The explanations of the home and automobiles are examples of simple conceptual models. They are highly oversimplified but quite adequate for understanding how they work. They make it easy for us to use very different behavior when in the home or in the auto. A good conceptual model can make the difference between successful and erroneous operation of the many devices in our lives.
This short lesson on conceptual models points out that good design is also an act of communication between the designer and the user, except that all the communication has to come about by the appearance of the device itself. The device must explain itself. Even the location and operation of the controls require a conceptual model—an obvious and natural relationship between their location and the operation they control so you always know which control does what (in the book, I call this a “natural mapping”). When the designers fail to provide a conceptual model, we will be forced to make up our own, and the ones we make up are apt to be wrong. Conceptual models are critical to good design.
• Feedback. In design, it is important to show the effect of an action. Without feedback, one is always wondering whether anything has happened. Maybe the button wasn’t pushed hard enough; maybe the machine has stopped working; maybe it is doing the wrong thing. Without feedback, we turn equipment off at improper times or restart unnecessarily, losing all our recent work. Or we repeat the command and end up having the operation done twice, often to our detriment. Feedback is critical.
• Constraints. The surest way to make something easy to use, with few errors, is to make it impossible to do otherwise—to constrain the choices. Want to prevent people from inserting batteries or memory cards into their cameras the wrong way, thus possibly harming the electronics? Design them so that they fit only one way, or make it so they work perfectly regardless of how they were inserted.Failure to design with constraints is one reason for all those warnings and attempts to give instructions: all those tiny diagrams on the camera, in obscure locations, often in the same color as the case and unreadable. I look for instructions posted on doors, cameras, and other equipment. Rule of thumb: when instructions have to be pasted on something (push here, insert this way turn off before doing this), it is badly designed.
• Affordances. A good designer makes sure that appropriate actions are perceptible and inappropriate ones invisible. DOET introduced the concept of “perceived affordances” to the design community, and to my pleasure, the concept has become immensely popular.

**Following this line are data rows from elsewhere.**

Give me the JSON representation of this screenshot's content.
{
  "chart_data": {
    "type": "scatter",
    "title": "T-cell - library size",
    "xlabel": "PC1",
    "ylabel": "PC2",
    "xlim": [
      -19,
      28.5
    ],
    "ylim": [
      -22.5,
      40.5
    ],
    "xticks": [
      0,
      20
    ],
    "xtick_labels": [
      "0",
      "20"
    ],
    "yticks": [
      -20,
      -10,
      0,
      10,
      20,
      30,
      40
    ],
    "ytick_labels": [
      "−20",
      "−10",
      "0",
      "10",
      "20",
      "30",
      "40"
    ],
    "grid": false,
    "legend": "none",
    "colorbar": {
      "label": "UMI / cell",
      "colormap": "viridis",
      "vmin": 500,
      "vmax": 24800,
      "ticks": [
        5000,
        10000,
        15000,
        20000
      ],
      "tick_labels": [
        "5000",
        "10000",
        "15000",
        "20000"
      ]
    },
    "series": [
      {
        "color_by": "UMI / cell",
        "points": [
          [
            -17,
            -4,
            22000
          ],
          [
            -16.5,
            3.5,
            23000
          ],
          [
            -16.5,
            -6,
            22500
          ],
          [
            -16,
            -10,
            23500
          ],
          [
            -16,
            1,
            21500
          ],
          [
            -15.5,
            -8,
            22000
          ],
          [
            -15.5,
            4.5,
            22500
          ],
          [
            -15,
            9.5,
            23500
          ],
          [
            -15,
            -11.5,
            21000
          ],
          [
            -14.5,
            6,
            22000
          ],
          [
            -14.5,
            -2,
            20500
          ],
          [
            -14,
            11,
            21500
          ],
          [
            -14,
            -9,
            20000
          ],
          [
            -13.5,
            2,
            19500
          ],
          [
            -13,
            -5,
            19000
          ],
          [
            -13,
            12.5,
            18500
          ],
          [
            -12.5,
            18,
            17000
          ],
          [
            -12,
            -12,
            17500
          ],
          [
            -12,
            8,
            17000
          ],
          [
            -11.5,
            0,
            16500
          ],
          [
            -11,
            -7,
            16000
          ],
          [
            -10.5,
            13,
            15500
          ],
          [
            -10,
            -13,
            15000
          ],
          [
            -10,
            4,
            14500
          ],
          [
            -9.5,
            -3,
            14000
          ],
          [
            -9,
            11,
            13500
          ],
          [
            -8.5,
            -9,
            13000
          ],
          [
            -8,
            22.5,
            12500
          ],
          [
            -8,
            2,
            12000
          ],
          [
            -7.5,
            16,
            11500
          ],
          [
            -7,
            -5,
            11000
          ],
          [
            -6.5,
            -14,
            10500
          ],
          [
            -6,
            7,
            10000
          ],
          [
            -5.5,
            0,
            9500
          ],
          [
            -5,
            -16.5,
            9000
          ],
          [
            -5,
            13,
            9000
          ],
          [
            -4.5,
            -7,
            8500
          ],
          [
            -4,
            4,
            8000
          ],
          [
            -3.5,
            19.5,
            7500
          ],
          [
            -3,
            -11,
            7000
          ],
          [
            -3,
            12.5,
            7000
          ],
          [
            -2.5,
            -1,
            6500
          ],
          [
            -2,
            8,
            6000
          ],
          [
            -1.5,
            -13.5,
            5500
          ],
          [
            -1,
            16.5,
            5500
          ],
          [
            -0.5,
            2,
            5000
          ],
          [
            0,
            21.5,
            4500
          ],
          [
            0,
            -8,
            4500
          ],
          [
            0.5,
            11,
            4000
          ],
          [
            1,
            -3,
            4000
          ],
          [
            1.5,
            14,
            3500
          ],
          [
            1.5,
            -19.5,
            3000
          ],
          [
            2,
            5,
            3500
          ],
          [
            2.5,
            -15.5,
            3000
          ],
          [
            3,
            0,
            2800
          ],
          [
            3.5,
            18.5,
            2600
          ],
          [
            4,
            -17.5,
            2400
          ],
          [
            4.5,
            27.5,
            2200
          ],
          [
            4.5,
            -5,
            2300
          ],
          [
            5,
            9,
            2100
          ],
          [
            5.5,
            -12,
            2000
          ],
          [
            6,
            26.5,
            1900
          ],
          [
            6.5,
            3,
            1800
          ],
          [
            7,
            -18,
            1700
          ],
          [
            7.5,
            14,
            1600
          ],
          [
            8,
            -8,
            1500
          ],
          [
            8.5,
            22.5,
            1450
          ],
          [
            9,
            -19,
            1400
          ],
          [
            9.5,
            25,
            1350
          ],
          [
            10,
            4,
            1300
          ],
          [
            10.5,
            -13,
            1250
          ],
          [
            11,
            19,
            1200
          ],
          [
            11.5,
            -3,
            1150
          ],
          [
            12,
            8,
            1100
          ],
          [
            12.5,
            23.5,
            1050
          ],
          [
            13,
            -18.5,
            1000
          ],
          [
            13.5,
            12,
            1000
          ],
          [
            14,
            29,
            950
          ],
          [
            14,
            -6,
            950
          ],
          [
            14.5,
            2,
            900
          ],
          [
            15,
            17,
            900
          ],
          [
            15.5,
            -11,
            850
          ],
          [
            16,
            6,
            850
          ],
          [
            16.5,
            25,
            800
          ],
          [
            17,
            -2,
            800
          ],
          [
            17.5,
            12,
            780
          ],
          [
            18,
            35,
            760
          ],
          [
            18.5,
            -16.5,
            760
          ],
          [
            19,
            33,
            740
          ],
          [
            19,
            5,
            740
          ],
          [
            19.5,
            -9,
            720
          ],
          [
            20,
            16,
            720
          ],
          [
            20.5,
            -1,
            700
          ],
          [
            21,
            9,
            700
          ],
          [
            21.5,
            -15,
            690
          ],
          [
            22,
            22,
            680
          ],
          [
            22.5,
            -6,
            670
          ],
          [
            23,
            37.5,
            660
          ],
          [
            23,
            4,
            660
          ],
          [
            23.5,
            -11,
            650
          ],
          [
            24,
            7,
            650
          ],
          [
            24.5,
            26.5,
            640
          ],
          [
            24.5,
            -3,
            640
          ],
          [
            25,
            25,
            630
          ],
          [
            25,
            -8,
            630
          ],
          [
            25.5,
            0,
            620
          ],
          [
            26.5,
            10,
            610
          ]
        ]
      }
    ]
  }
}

3. The power of observation: If I have been successful, DOET will change the way you see the world. You will never look at a door or light switch the same way again. You will become an acute observer of people, of objects, and of the way they interact. In fact, if there is one single most important part of the book it is this: learn to watch, learn to observe. Observe yourself. Observe others. As the famous baseball player Yogi Berra said, “You can observe a lot by watching.” Problem is, you have to know how to watch. Before DOET, had you seen a hapless user, whether an unknown person or even yourself, you would have been apt to blame the person. Now you will find yourself critiquing the design. Better yet, you will find yourself explaining how to fix the problem.